Ya vería después como librarse del lastre al que se iba a tener que atar para conseguirlo.

—Por fin. Ahora podemos empezar.

Betina parecía un pez fuera del agua, y no porque se hubiera presentado de forma inadecuada. De hecho, a Arnold le pareció casi bonita con aquel vestido azulón y el cabello oscuro muy rizado. No destacaba de forma especial, pero tampoco quedaba por debajo de las otras damas que se encontraban ya atestando el recibidor de la casa de Picadilly Street.

Se abrió paso como una exhalación, regalando sonrisas y ofreciendo disculpas con todo al que debía mover del sitio para aproximarse a donde se encontraban los recién llegados. Mostrar premura era importante. Que hubiera testigos para observarla, también. Todo formaba parte de aquel plan que había fraguado su mente, horas antes, en cuanto había visto a la indefensa cervatilla caminando por Hyde Park, rodeada de unos amorosos padres que, sin duda, tenían tantas ansias por verla volar del nido como la propia Betina lucía en el rostro, por más que se esforzara en ocultarlo.

Por fin, ante unos impresionados Hildegar, Arnold Calvin interpretó una venia edulcorada tan perfecta que Dotie se vio obligada a sacar su abanico para refrescarse las mejillas. Todo en él estaba estudiado, la indolente pose de la pierna cuando se irguió, el coqueto flequillo rubio que caía sobre su ojo e incluso el tirón apenas perceptible que dio a las mangas de su chaqueta cortada a medida. La sonrisa titubeante y el suspiro exhalado justo cuando sus manos rozaron la enguantada muñeca de una obnubilada Betina fueron el tiro de gracia.

Ni habiéndolo proyectado con semanas de antelación habría salido tan bien.

—Dios la bendiga, señorita Hildegar. —Y besó con sutileza el calor de la tela del guante, alzando la mirada azul para no perderse un solo detalle de cómo reaccionara ella—. Empezaba a preguntarme si iba a declinar mi invitación y, con ello, forzarme a soportar esta velada por mi cuenta.

—Señor Calvin… —Betina se mordió apenas el labio. ¿Dónde estaba el aplomo demostrado en anteriores ocasiones, cuando era ella la que corría cerca suyo cada vez que coincidían? De repente, parecía apabullada, como si toda aquella atención, no le perteneciera. Quizá no era una cervatilla tan poco astuta, después de todo—. ¿Ha llegado demasiado pronto, presumo?

—Eso me temo. —La soltó despacio, abriendo sus miras para incluir a Dotie en el saludo—. Y ya he sido agasajado con una visita guiada por la sala de música, cuya ampliación nos promete una acústica muy mejorada. Y hay un arpa.
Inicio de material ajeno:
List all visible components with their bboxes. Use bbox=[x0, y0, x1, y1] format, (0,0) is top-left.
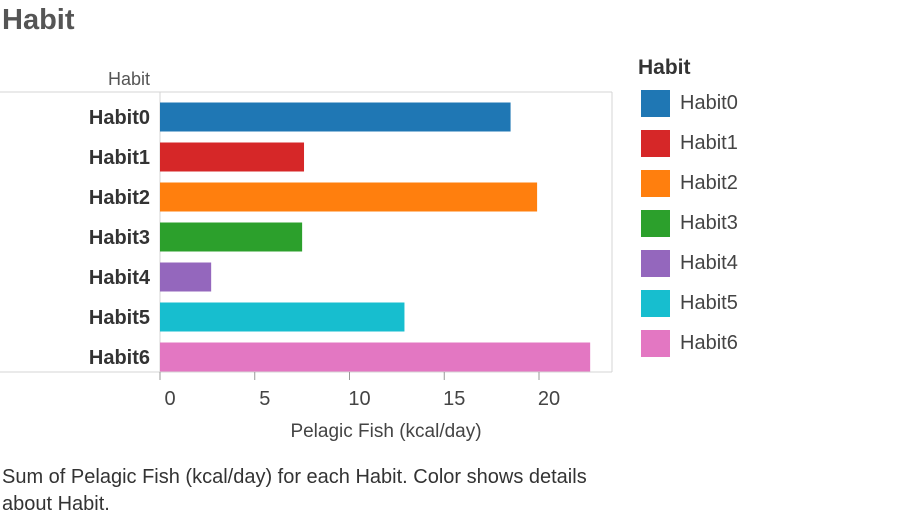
bar-habit0 bbox=[160, 102, 511, 132]
legend-label: Habit4 bbox=[680, 252, 738, 274]
legend-label: Habit6 bbox=[680, 332, 738, 354]
x-tick-label-10: 10 bbox=[348, 388, 370, 410]
category-label-habit5: Habit5 bbox=[89, 307, 150, 329]
x-tick-label-20: 20 bbox=[538, 388, 560, 410]
legend-item-habit2[interactable]: Habit2 bbox=[638, 166, 738, 206]
bar-habit2 bbox=[160, 182, 538, 212]
legend-item-habit4[interactable]: Habit4 bbox=[638, 246, 738, 286]
legend-item-habit0[interactable]: Habit0 bbox=[638, 86, 738, 126]
chart-title: Habit bbox=[2, 4, 75, 36]
legend-swatch bbox=[641, 330, 670, 357]
x-tick-label-5: 5 bbox=[259, 388, 270, 410]
legend-item-habit3[interactable]: Habit3 bbox=[638, 206, 738, 246]
x-axis-label: Pelagic Fish (kcal/day) bbox=[290, 421, 481, 442]
x-tick-label-15: 15 bbox=[443, 388, 465, 410]
category-label-habit6: Habit6 bbox=[89, 347, 150, 369]
legend-item-habit5[interactable]: Habit5 bbox=[638, 286, 738, 326]
legend-swatch bbox=[641, 210, 670, 237]
legend-label: Habit1 bbox=[680, 132, 738, 154]
legend-swatch bbox=[641, 90, 670, 117]
category-label-habit2: Habit2 bbox=[89, 187, 150, 209]
legend-label: Habit3 bbox=[680, 212, 738, 234]
legend-title: Habit bbox=[638, 56, 691, 79]
legend-swatch bbox=[641, 250, 670, 277]
category-label-habit1: Habit1 bbox=[89, 147, 150, 169]
legend-label: Habit5 bbox=[680, 292, 738, 314]
legend-label: Habit2 bbox=[680, 172, 738, 194]
legend-item-habit6[interactable]: Habit6 bbox=[638, 326, 738, 366]
category-label-habit0: Habit0 bbox=[89, 107, 150, 129]
bar-habit1 bbox=[160, 142, 305, 172]
row-header: Habit bbox=[108, 69, 150, 89]
category-label-habit3: Habit3 bbox=[89, 227, 150, 249]
bar-habit4 bbox=[160, 262, 212, 292]
bar-habit6 bbox=[160, 342, 591, 372]
x-tick-label-0: 0 bbox=[164, 388, 175, 410]
bar-habit5 bbox=[160, 302, 405, 332]
legend-items: Habit0 Habit1 Habit2 Habit3 Habit4 Habit5 Habi… bbox=[638, 86, 738, 366]
legend-item-habit1[interactable]: Habit1 bbox=[638, 126, 738, 166]
legend-swatch bbox=[641, 170, 670, 197]
chart-caption: Sum of Pelagic Fish (kcal/day) for each … bbox=[2, 466, 587, 515]
bar-habit3 bbox=[160, 222, 303, 252]
legend-swatch bbox=[641, 130, 670, 157]
category-label-habit4: Habit4 bbox=[89, 267, 151, 289]
legend-swatch bbox=[641, 290, 670, 317]
legend: Habit Habit0 Habit1 Habit2 Habit3 Habit4 Habi… bbox=[638, 56, 738, 366]
legend-label: Habit0 bbox=[680, 92, 738, 114]
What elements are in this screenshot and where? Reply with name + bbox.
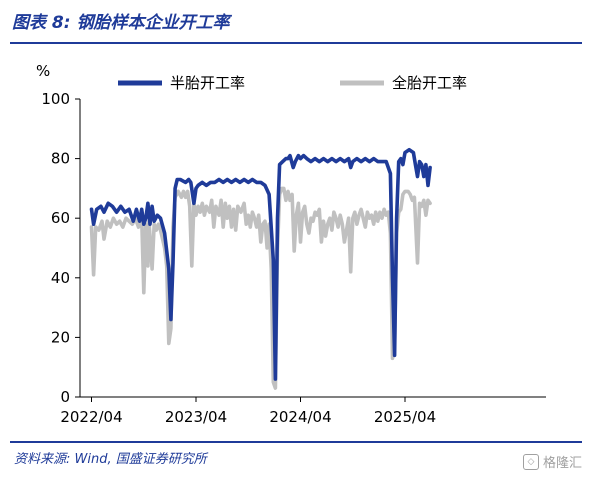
chart-series	[89, 147, 432, 390]
legend-label: 全胎开工率	[392, 74, 467, 92]
footer-rule	[10, 441, 582, 443]
series-line-半胎开工率	[89, 147, 432, 381]
x-tick-label: 2022/04	[60, 408, 122, 426]
chart-legend: 半胎开工率 全胎开工率	[118, 74, 467, 92]
title-rule	[10, 42, 582, 44]
chart-axes: % 0 20 40 60 80 100 2022/04 2023/04 2024/04 2025/0…	[36, 62, 546, 426]
source-note: 资料来源: Wind, 国盛证券研究所	[14, 452, 207, 467]
figure-title: 图表 8: 钢胎样本企业开工率	[12, 13, 230, 33]
watermark-text: 格隆汇	[542, 456, 582, 471]
y-tick-label: 20	[51, 328, 70, 346]
y-tick-label: 60	[51, 209, 70, 227]
y-tick-label: 100	[41, 90, 70, 108]
watermark: ◇ 格隆汇	[522, 452, 582, 471]
y-tick-label: 40	[51, 269, 70, 287]
x-tick-label: 2023/04	[165, 408, 227, 426]
y-axis-unit-label: %	[36, 62, 50, 80]
x-tick-label: 2024/04	[269, 408, 331, 426]
x-tick-label: 2025/04	[374, 408, 436, 426]
series-line-全胎开工率	[89, 186, 432, 390]
y-tick-label: 80	[51, 150, 70, 168]
y-tick-label: 0	[60, 388, 70, 406]
watermark-logo-icon: ◇	[522, 453, 539, 470]
legend-label: 半胎开工率	[170, 74, 245, 92]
—Maldición —Vernon masculló por lo bajo al ganarse algunas miradas de reprobación—. Nunca en la vida he deseado con tanto fervor ser sordo.

—¡Querido, qué cosas tienes!

Arnold rio la gracia, volviendo una vez más su atención a Betina, a quien se apresuró a ofrecer su brazo con tal galantería, que aquellos que habían amonestado a Hildegar por sus maneras, comenzaron a hablar por lo bajo ante tal escena inesperada.

—Por suerte, mis distinguidos invitados personales ya están aquí para acompañarme en este padecimiento musical. —Sonrió como solo él sabía hacerlo. Como ella tantas veces había soñado que haría al mirarla—. Señorita Hildegar, ¿puedo invitarla a una limonada fresca?

—Puede. Desde luego que puede.

El empujoncito con que Dotie acompañó sus palabras casi hizo tropezar a Betina, por suerte, el brazo de Calvin estuvo ahí para aferrarla. En más de un sentido. Con un carraspeo, ella levantó la vista, ignoró la quemazón que se le extendía por la piel, y asintió.

—Será un placer acompañarle, señor Calvin.

—O no, milady. —Entonces, el depredador tiró de ella con delicadeza, alejándola de sus protectores padres—. Le aseguro que el honor es, con diferencia, todo mío.